“We shall not try to escape; sir,” said the Doctor, quietly; “but that boy—he has been tramping about for hours without food, and is nearly starved.”
“Eh? Poor little chap! Hungry?”
“Yes, sir, dreadfully, and so is Dr Martin.”
“Well, we English don’t starve our prisoners, even if they are French. Wait a bit and I’ll see what I can do,” said the sergeant, with gruff good nature, and he went off, leaving the other prisoners to stare gloomily at the new-comers for a few minutes and then turn their backs to begin talking together, while the Doctor pressed close to his charge and tried to cheer him up.
“It will all come right,” he whispered. “We shall soon be able to send a message to the Captain, and he will have us sent safely away. Are you very hungry now, Phil?”
“Dreadfully,” was the reply. “Do you think the sergeant will be very long?”
“Oh no! He seemed too friendly.”
But the sergeant seemed to Phil as if he had forgotten all about the prisoners, for the time glided slowly on, while weariness began to deaden poor Phil’s hunger pains, and he grew drowsy, nodding off twice, but starting up again when the French prisoners spoke more loudly or a sharp challenge was heard outside.

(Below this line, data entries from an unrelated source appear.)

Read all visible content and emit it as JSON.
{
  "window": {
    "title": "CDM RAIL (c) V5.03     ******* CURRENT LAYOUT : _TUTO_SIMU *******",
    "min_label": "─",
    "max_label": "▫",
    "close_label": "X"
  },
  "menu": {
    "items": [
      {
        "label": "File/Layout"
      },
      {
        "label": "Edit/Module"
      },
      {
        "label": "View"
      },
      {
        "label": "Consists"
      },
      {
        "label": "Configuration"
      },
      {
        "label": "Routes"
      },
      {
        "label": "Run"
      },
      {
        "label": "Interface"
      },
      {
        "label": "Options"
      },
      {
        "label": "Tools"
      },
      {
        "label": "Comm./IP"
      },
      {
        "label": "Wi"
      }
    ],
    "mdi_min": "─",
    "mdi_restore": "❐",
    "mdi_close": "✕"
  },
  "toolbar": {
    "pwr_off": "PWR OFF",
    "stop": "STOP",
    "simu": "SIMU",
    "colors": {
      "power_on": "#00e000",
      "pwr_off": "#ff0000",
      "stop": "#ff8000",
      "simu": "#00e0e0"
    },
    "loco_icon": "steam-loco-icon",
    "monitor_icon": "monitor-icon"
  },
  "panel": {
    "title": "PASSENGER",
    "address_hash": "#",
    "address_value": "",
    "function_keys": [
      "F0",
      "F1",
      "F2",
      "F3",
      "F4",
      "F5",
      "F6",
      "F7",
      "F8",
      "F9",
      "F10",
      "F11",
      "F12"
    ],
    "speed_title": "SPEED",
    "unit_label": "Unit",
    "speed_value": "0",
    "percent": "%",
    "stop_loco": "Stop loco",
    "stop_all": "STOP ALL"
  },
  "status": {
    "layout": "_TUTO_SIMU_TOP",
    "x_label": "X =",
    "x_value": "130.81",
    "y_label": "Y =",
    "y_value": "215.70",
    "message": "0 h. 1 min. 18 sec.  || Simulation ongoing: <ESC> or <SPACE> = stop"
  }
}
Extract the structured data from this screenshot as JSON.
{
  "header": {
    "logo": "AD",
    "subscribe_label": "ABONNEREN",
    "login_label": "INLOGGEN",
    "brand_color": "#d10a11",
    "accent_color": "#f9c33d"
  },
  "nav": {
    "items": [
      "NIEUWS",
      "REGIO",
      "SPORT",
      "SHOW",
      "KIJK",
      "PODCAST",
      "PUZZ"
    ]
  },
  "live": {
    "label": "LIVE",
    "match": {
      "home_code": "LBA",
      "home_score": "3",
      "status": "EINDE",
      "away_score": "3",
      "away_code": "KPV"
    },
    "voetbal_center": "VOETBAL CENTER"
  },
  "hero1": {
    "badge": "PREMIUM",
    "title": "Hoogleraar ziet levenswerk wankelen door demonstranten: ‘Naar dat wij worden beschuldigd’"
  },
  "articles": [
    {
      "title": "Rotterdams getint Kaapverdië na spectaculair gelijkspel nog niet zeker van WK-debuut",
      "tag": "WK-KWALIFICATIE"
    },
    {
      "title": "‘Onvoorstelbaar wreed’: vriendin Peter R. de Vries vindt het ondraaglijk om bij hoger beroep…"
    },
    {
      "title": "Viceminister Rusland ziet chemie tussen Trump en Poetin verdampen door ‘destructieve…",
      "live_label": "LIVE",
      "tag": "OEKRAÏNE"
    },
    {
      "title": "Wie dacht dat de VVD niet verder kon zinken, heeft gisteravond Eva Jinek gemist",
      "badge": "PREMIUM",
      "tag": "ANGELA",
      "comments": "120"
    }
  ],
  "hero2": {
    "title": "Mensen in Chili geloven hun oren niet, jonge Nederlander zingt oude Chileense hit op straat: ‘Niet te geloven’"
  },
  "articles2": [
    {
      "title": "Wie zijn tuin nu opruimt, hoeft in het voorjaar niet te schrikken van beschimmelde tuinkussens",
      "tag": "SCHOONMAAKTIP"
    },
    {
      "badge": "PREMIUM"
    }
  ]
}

But the sergeant was a man of his word, and just as Phil was dozing off again, and the lanthorn seemed to be dying out, he suddenly entered the tent with a loaf under his arm and a piece of cold boiled bacon and a knife.
“There you are,” he said, gruffly, “and a nice job I’ve had to get it. Eat away, youngster, and thank your stars you haven’t swallowed musket balls for sugar-plums as you came here. You ought to be ashamed of yourself, old man,” he continued, turning to the Doctor, “for bringing a boy like that amongst all this gunpowder, treason and plot. No, no; I don’t want to hear you talk. Eat your supper. I’ve something else to do.”